Forty years seems like a long time in the state of this state and this country, and while so much has changed, so much has remained the same.

In going over the archives of the New York Amsterdam News, I came across an op-ed by Basil Paterson, written exactly 40 years ago. At that point in time, he was a former state senator running for lieutenant governor on the Democratic ticket.

As you can see from below, the issues that we faced then are almost identical to the issues we face today. We need to heed Paterson’s call from four decades ago because if we do not do something immediately, we will forever be in danger of losing everything.

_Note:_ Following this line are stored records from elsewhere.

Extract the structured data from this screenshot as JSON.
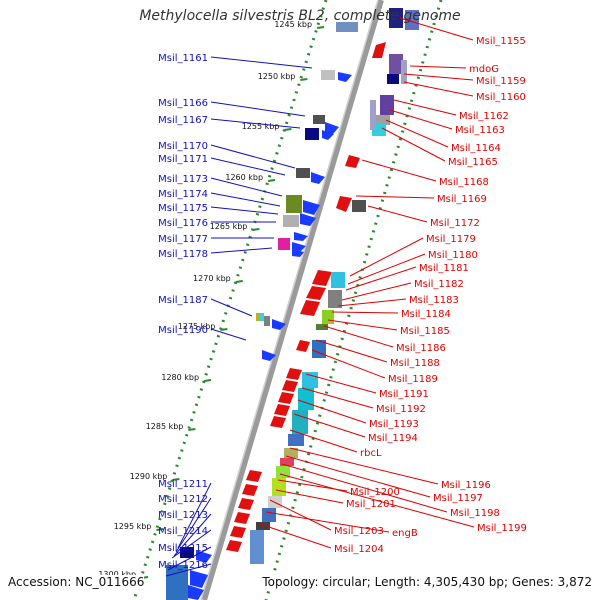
{
  "title": "Methylocella silvestris BL2, complete genome",
  "footer": {
    "accession": "Accession: NC_011666",
    "summary": "Topology: circular; Length: 4,305,430 bp; Genes: 3,872"
  },
  "colors": {
    "left_labels": "#1010c0",
    "right_labels": "#e00000",
    "dotted_ring": "#2a8a2a",
    "backbone": "#909090"
  },
  "scale": {
    "ticks": [
      "1245 kbp",
      "1250 kbp",
      "1255 kbp",
      "1260 kbp",
      "1265 kbp",
      "1270 kbp",
      "1275 kbp",
      "1280 kbp",
      "1285 kbp",
      "1290 kbp",
      "1295 kbp",
      "1300 kbp"
    ]
  },
  "left_genes": [
    "Msil_1161",
    "Msil_1166",
    "Msil_1167",
    "Msil_1170",
    "Msil_1171",
    "Msil_1173",
    "Msil_1174",
    "Msil_1175",
    "Msil_1176",
    "Msil_1177",
    "Msil_1178",
    "Msil_1187",
    "Msil_1190",
    "Msil_1211",
    "Msil_1212",
    "Msil_1213",
    "Msil_1214",
    "Msil_1215",
    "Msil_1216"
  ],
  "right_genes": [
    "Msil_1155",
    "mdoG",
    "Msil_1159",
    "Msil_1160",
    "Msil_1162",
    "Msil_1163",
    "Msil_1164",
    "Msil_1165",
    "Msil_1168",
    "Msil_1169",
    "Msil_1172",
    "Msil_1179",
    "Msil_1180",
    "Msil_1181",
    "Msil_1182",
    "Msil_1183",
    "Msil_1184",
    "Msil_1185",
    "Msil_1186",
    "Msil_1188",
    "Msil_1189",
    "Msil_1191",
    "Msil_1192",
    "Msil_1193",
    "Msil_1194",
    "rbcL",
    "Msil_1196",
    "Msil_1197",
    "Msil_1198",
    "Msil_1199",
    "Msil_1200",
    "Msil_1201",
    "Msil_1203",
    "engB",
    "Msil_1204"
  ]
}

-ELINOR TATUM, Publisher and Editor in Chief

From the Amsterdam News archives

A sick session in Albany

By BASIL PATERSON

The 1971 Legislature has done its thing.

From the opening session to the final, frenetic days, state lawmakers once again demonstrated their continuing insensitivity to the needs of the people by slicing the vital budgetary allotment that so many Black, Puerto Rican and other poor depend up on for basic survival. Despite the many warnings of the plight faced by the poor and marginal income families, the 1971 legislative leadership plowed ahead on its cruel and disastrous course.

Lest anyone be confused, it is important that we recognize what this legislative session represented. The regressive measures passed by the forces of reaction were a reaffirmation of the hard-line policy initiated in 1969. In that session, the New York State Legislature invoked massive cuts in education, welfare and Medicaid. Those cuts were so unjust and so unrealistic that, subsequently, emergency state funds had to be used to restore minimum service and, in some cases, to forestall tragic consequences.

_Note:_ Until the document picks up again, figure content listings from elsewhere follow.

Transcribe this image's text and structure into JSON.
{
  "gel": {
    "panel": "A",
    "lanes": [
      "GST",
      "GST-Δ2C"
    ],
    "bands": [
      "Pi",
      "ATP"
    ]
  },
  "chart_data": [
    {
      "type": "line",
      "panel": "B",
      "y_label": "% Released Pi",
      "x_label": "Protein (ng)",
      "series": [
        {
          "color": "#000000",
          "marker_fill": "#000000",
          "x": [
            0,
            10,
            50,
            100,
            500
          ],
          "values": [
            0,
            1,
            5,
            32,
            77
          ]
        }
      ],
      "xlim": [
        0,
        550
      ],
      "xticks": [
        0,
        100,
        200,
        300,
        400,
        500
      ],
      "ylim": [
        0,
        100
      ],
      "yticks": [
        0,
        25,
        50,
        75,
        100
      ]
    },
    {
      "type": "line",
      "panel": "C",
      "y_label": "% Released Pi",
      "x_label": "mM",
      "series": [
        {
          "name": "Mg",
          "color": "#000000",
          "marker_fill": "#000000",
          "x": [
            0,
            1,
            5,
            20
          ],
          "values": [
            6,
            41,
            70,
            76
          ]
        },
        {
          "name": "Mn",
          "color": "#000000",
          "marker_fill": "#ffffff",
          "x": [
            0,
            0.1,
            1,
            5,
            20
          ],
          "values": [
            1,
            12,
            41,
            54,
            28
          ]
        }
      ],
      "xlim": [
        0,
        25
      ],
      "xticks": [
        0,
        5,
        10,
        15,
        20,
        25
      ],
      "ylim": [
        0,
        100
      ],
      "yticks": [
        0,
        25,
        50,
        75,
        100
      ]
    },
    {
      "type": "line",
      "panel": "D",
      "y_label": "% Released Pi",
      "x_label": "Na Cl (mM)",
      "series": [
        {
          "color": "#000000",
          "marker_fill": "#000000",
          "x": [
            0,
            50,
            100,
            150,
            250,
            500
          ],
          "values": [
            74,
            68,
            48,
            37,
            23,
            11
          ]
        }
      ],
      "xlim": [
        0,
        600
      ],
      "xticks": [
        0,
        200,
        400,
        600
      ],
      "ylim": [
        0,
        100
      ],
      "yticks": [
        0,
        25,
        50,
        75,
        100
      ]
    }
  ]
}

The hard-liners kept their guns holstered in 1970…it was an election year! But this year, they again came out blazing:

* In the face of rapidly rising prices, they again slashed welfare payments…by 10 percent.

* Reduced Medicaid benefits to the poor.

* Increased the regressive sales tax while refusing to impose progressive income taxes on higher income people.

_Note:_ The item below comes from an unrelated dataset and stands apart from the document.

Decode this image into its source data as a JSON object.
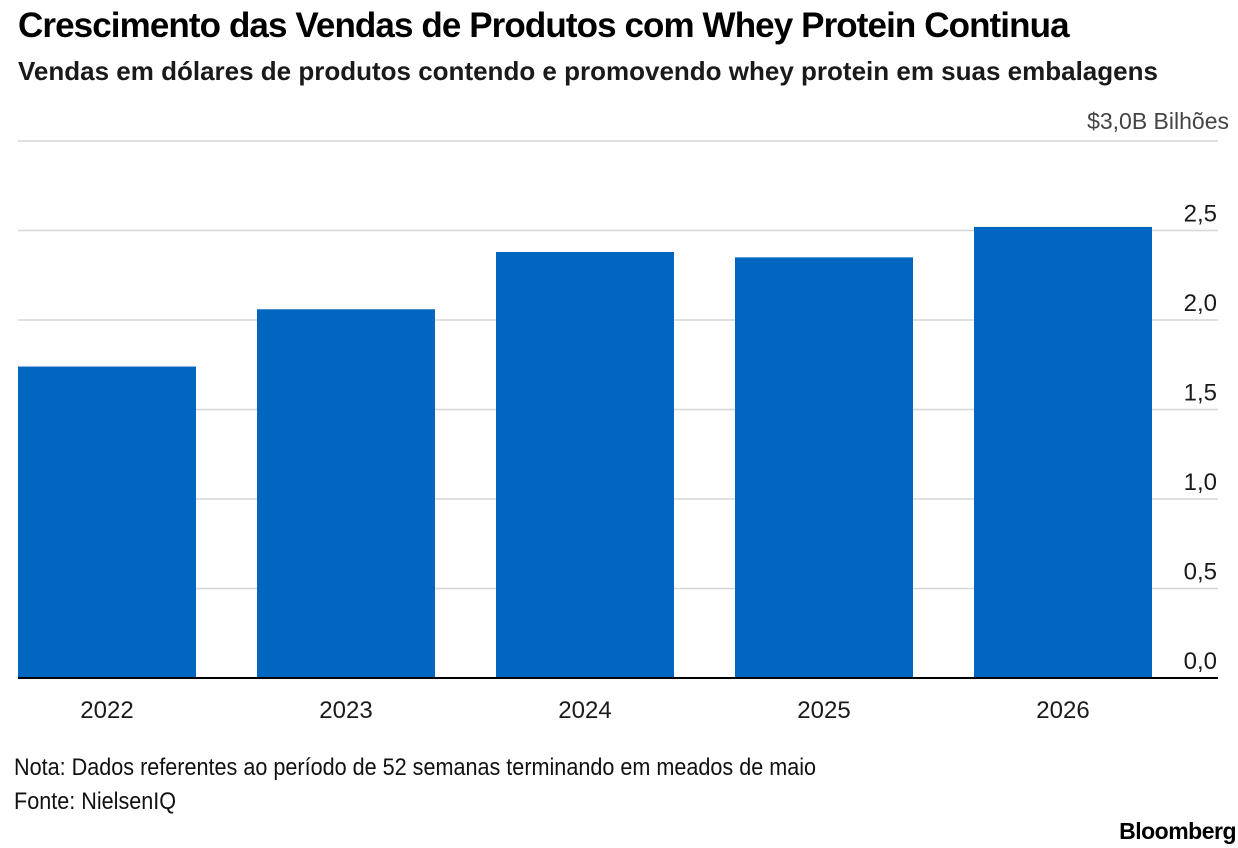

* Refused to permit a vote to be taken on a pension plan (already approved by New York City) that affects the largest number of minority employees in the state.

* Removed rent control from New York City apartments while adding rent control to protect upstate communities.

* Tied the hands of the New York City Board of Education to prevent more equitable enrollment of Blacks and Puerto Ricans in special high schools (Music & Art, Bronx Science, Stuyvesant and Brooklyn Tech).

The latter two measures manifestly demonstrate the blatant hypocrisy of the Legislature. Home rule is a sacrosanct term in Albany…until sacred cows are threatened! New York City will be decontrolled (for the benefit of landlords) without its consent and against its will. Under the education bill, the New York City Board of Education will not be allowed to experiment in seeking to improve the quality of education for all its pupils.

What must be understood, clearly, is that what happens in 1969 and 1971 will go on. The end of victimizing the poor and the powerless is nowhere in sight. When funds are needed to balance a budget, the pruning knife will continue to be wielded in those areas where the least resistance is anticipated.

Let us not confuse loud voices with effective resistance. Public officials have found they can weather the rhetoric. The time has long since passed when threats, invective or even mass rallies can gain substantive response from the New York State Legislature…unless this protest comes forth from an organized, disciplined, effective political constituency.

One need not accept the system as it exists, nor even participate in it. But if we wish to change it, there are probably only two viable alternatives: the carbine and pipe bomb of violence or the kind of committed political involvement that does more than elect individuals, but becomes a vehicle for the advancement of a community.

It sometimes requires a hard, realistic analysis of community needs and the determination of the most effective method by which these needs can be satisfied. Wishing won’t make it so. Political power will!

Mr. Paterson is a former state senator and the Democratic candidate for lieutenant governor.